Mrs. McManus works part-time for the parish. Monday mornings, she reconciles the weekend collections, handles the accounts payable, runs payroll, and orders liturgical materials "and anything else Father wants done."

She began to work at the parish in 1985, starting out by processing 30 checks a month for a few hours a week. By 1990, the parish had become computerized, and Mrs. McManus' duties had increased substantially.

Rewards and not

Like many business managers, Mrs. McManus is detail-oriented and likes to stay on schedule.

She enjoys the atmosphere of a church, and loves hearing the stories and having the company of parishioners who come for morning Mass or adoration of the Blessed Sacrament.

She doesn't like malfunctioning equipment -- such as what happened on a recent afternoon, when the accounting program on her computer crashed and lettering ceased to print correctly on a number of checks.

"If I'm not on schedule for some reason, it drives me crazy," she said.

Duties

John Kirkland, business manager at St. Clare's Church in Colonie, came there after retirement from an auditing job at GE. He supervises the capital campaign, Building Fund and Bishop's Appeal fundraising efforts within the parish.

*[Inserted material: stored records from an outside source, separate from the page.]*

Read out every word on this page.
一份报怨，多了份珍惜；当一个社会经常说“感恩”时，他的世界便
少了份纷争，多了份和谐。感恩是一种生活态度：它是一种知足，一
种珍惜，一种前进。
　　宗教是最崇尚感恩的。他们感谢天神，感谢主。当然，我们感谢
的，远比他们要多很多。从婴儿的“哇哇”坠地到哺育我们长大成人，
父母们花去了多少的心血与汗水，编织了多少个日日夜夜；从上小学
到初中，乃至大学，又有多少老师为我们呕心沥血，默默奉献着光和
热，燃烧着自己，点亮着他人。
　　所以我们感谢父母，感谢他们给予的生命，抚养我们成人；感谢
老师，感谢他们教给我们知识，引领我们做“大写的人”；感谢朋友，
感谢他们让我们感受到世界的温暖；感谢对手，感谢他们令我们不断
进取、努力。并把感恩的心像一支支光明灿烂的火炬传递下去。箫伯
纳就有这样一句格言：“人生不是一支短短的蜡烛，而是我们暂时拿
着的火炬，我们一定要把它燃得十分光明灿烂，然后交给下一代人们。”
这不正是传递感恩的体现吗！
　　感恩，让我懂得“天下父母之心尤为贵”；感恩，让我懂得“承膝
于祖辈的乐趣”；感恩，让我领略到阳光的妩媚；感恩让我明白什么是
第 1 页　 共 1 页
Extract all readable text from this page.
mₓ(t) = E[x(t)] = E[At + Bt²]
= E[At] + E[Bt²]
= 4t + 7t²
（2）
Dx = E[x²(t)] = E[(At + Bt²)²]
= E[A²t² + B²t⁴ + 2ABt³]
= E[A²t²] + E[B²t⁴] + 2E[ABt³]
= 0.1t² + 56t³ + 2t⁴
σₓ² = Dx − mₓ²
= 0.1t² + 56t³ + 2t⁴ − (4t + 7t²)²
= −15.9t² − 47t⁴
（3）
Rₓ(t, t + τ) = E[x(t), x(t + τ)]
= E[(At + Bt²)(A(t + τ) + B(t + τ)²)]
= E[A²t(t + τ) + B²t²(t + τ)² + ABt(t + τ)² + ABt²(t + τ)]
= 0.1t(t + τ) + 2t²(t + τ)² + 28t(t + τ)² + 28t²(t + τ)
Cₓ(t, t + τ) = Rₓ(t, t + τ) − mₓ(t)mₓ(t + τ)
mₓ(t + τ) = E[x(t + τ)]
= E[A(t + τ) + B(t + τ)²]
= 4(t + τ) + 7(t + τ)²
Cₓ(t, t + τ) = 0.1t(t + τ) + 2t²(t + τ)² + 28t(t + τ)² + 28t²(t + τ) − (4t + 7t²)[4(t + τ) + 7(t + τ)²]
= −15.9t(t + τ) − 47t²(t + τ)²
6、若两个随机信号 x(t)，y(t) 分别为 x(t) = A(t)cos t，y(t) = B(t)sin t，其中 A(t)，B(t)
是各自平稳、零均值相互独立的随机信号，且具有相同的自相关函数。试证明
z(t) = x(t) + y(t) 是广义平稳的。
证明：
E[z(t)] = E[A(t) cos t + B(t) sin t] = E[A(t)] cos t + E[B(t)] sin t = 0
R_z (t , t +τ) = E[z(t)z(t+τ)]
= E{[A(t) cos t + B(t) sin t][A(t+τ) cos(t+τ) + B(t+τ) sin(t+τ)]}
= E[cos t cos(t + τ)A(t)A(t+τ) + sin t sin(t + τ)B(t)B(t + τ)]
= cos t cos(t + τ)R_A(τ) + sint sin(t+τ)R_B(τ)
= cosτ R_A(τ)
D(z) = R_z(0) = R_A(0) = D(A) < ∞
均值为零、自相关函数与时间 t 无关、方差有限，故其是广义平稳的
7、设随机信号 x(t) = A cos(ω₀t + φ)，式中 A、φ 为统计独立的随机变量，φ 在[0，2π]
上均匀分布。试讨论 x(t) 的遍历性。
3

He also serves as the staff representative on the finance committee -- which he has been involved with in some way for 25 years -- and monitors parish savings while reconciling parish checking accounts.

In a way, he said, parish business managers are required to be Renaissance men, noting: "At General Electric, no one person would do everything I do. I do all the financial reports, pay all the bills, pay all the staff."